9. Rigth Now - Van Halen
I think the problem with this video is that it is really trying to say something. And that’s fine. But if you want to make a serious point, don’t then sell the song to Pepsi. Now all this song and video stand for is the failed “Clear Pepsi” brand. Not good planning by a band notorious for poor decisions.
8. Say, Say, Say - Paul McCartney and Michael Jackson
I bet this may be the biggest regret of McCartney’s illustrous career. The song is OK at best. The video is corny as hell and Michael Jackson behaves like some 12 year hanging out with his grandfather the whole time. Although Jackson then turned around and burned McCartney by buying all of the Beatles catalogue when they came up for sale. How is it someone shoots John Lennon and Michael Jackson walks around and no one has even grazed him.
7. Wham - Wake Me Up Before You Go-GO
Yeah this is two guys wearing short-shorts and nobody once stopped to wonder if they might be gay. Real big shock when George Michael gets arrested trying to troll for sex in a bathroom. Seriously though, this video sucks.
6. REM - Losing My Religion
I love this song. I hate this video. It's stretching to mean something. It's really wants to be important. It's ends up being campy. I know there's probably a lot that I don't get, but that's not good because I am probably more intelligent than the target audience for most music videos.
5. Tom Petty and the Heartbreakers - Free Fallin’
This video takes the song lyrics entirely too literally. Okay lets put some chick on a skateboard on a ramp and show her floating in and out of the air. Oh and here’s burned out Tom Petty pretending that his song somehow relates to the skate or die culture. Pass that doobie and maybe a better idea will come around.

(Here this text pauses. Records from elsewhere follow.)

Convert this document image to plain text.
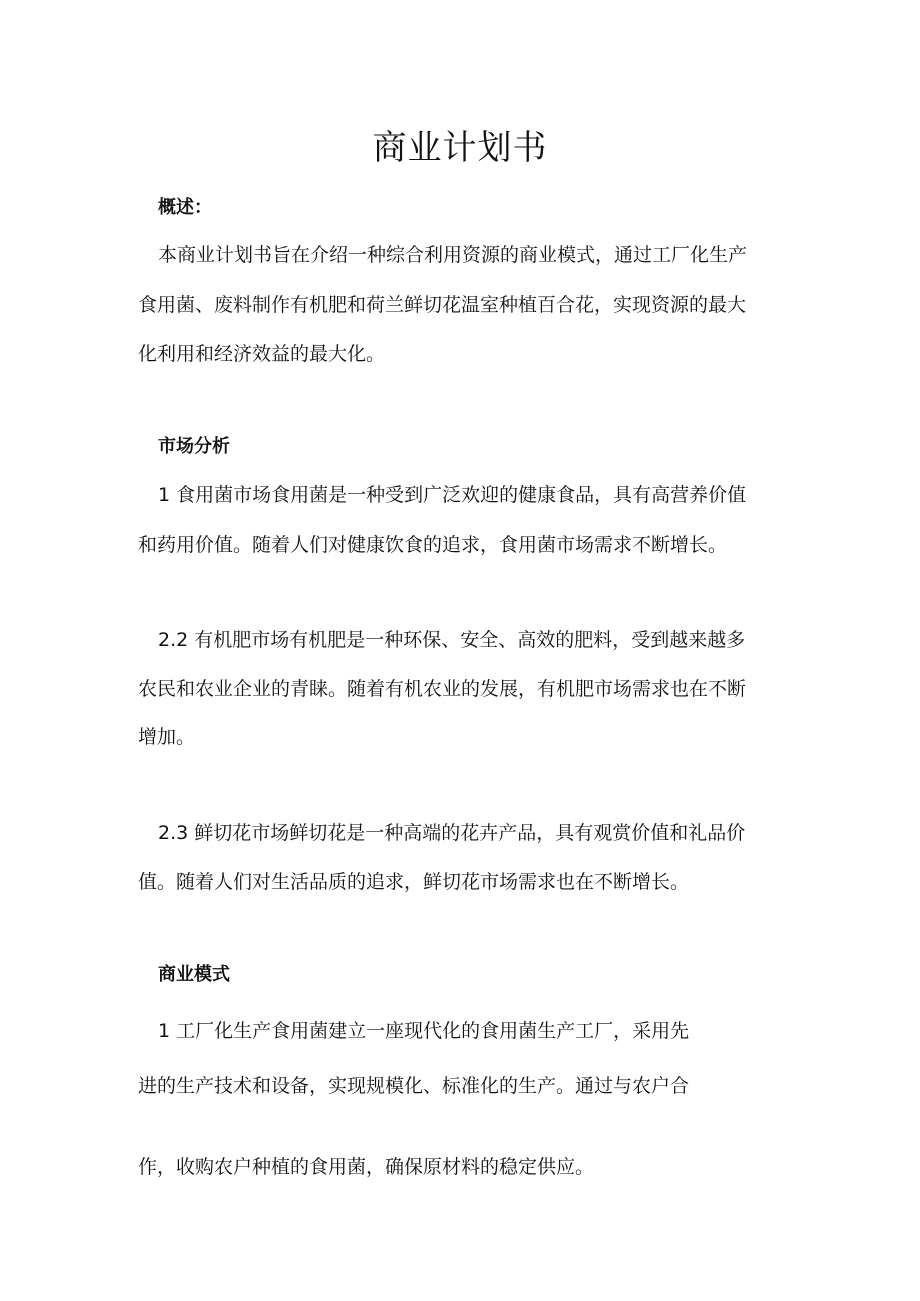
商业计划书
概述：
本商业计划书旨在介绍一种综合利用资源的商业模式，通过工厂化生产
食用菌、废料制作有机肥和荷兰鲜切花温室种植百合花，实现资源的最大
化利用和经济效益的最大化。
市场分析
1 食用菌市场食用菌是一种受到广泛欢迎的健康食品，具有高营养价值
和药用价值。随着人们对健康饮食的追求，食用菌市场需求不断增长。
2.2 有机肥市场有机肥是一种环保、安全、高效的肥料，受到越来越多
农民和农业企业的青睐。随着有机农业的发展，有机肥市场需求也在不断
增加。
2.3 鲜切花市场鲜切花是一种高端的花卉产品，具有观赏价值和礼品价
值。随着人们对生活品质的追求，鲜切花市场需求也在不断增长。
商业模式
1 工厂化生产食用菌建立一座现代化的食用菌生产工厂，采用先
进的生产技术和设备，实现规模化、标准化的生产。通过与农户合
作，收购农户种植的食用菌，确保原材料的稳定供应。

4. Bruce Springsteen - Dancing in the Dark
This is the video that introduced the world to Courtney Cox and told the that even she can’t teach the Boss how not to dance like a retard on crack. This video gets cred for finding a future TV “star” but watch the rest of it. I mean she overacts. He over dances. And my stomach over turns.
3. Guns ‘n Roses - November Rain
Maybe I am dumb because I used to love this video but as I got to thinking more about this video it really has no point. You can tell me all about this being part two of a video triology with “Don’t Cry” and “Estranged” being the bookends, but this thing is just a string of cliches. Although, I still love the scene of Slash walking out of church into the desert and jamming his solo.
2. R. Kelly - Trapped in the Closet
All I can say about this video is that why couldn’t they have trapped him in a cell away from a recording machine rather than a closet. I saw this and then I saw that the “music video” channels were really trying to sell this as good. Ugh. The worst kind of video. One that the industry is selling me. I just hope there were no underage girls in that closet or they’ll get whizzed on.
1. Michael Jackson - Black and White
As much as Thriller established Jackson as the King of Pop, this video pushed him beyond the realm reason and right into the world weird. This was supposed to be some kind of uniting tune and song, but the major stars in it are Jackson (trying real hard to white), McCauley Culkin (casper the ghost white and like 10 years old) and Norm from Cheers (who’s neither funny nor relevant without a beer resting in his palm). Plus there’s the bizarred last few minutes of Jackson trashing a car, which I guess is the symbolization of racism. Damn General Motors.